Featured in the Grammy Awards this weekend was an appeal by the Recording Academy asking President Donald Trump could they please have some more money ( http://www.washingtonexaminer.com/musicians-ask-trump-for-money-help-after-grammys-bashing/article/2614639 ).

Amazing. You go on national TV and express your loathing for the president, for the people who support him (that would be us), and then try to panhandle them for money. “You dirty racist xenophobic biggit! Would you please help us out?” Not an approach which most people would find effective.

The Academy honcho invoked “our collective responsibility”–“our?”–for using the arts to unite America. When they’re not calling us “deplorables” and “Nazis,” etc.

You have to go all the way back to the Old Testament to find a less persuasive argument. In 1 Kings Chapter 12, Rehoboam, the son of King Solomon, seeking to persuade the ten tribes in rebellion against him to come back into his kingdom, proposed to the people, “My father made your yoke heavy, and I will add to your yoke: my father also chastised you with whips, but I will chastise you with scorpions” (v. 14). Nice pitch, Rehoboam. Didn’t quite win them over with that, did you?
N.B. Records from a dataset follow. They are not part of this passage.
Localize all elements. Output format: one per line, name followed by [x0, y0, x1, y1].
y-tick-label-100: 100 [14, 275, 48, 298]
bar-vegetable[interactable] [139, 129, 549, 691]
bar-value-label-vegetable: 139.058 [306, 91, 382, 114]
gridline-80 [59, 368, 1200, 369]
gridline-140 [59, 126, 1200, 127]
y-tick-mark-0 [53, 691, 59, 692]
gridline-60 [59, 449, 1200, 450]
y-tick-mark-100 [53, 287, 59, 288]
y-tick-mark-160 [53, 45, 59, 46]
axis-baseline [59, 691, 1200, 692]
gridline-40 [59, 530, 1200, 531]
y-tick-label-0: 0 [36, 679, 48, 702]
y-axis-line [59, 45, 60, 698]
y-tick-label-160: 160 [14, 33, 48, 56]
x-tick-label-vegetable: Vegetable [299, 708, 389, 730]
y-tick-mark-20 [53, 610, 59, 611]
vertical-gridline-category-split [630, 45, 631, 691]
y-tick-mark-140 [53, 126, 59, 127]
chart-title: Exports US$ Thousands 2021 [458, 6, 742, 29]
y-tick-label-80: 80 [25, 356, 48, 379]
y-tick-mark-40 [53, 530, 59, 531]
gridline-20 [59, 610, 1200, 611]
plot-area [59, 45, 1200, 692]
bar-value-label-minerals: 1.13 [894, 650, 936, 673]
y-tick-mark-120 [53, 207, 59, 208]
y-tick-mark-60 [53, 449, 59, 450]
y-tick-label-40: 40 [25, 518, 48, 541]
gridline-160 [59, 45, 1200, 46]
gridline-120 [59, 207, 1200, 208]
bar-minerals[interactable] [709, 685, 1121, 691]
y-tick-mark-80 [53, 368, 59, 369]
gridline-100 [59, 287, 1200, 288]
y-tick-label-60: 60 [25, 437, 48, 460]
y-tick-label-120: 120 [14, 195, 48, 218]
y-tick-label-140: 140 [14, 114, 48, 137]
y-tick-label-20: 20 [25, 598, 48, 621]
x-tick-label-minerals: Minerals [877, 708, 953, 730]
Rehoboam had the makings of a modern American music celebrity.

5 comments on “You’re Gonna Love This!

  1. These people are out of touch with reality. They don’t get it, they don’t understand that there is real trouble around them, and apparently, they don’t understand that insulting someone, ridiculing them and opposing them at every turn is not the road to a listening ear.

    Apparently they want revisions to the laws governing intellectual properties and the payments of royalties. I read the article, and some of it was either an outright lie, or a distortion of the facts.

    Royalties are paid to the legal publisher of a song. If someone writes a song, they are the publisher by default, although many, many artists sign away publication rights to all of their future work when they get a record deal.

    Apparently, they want the session-musicians, engineers, etc, brought into the deal. Historically, session-musicians are paid for their time, as are engineers, etc. There’s no doubt that these people make significant contributions, but the laws of supply and demand make it unwise to stand one’s ground about compensation. Simply stated: there are more good session players and engineers than there is demand. Raise a fuss and they’ll call the next person on the list and, more importantly, never call you again.

    IMO, the recording industry has more than its share of dishonest, conniving people, robbing artists of their due pay. Sadly, musicians have a tough time making a living these days, but that’s hardly the president’s fault.

    Much of today’s commercially produced music is not all that good. Some rap seems to be little more than obscenities. I don’t intend to pay for such a product, and I doubt that I’m alone in this. The day I can turn on the radio and hear something worthwhile will be the day I break loose with some “coin”.

    I gave up on the radio as a source of music, years ago.

    1. Meanwhile, I’m wondering if I ought to title my next book, “King Ryons Makes Obann Great Again.” Might perk up the sales.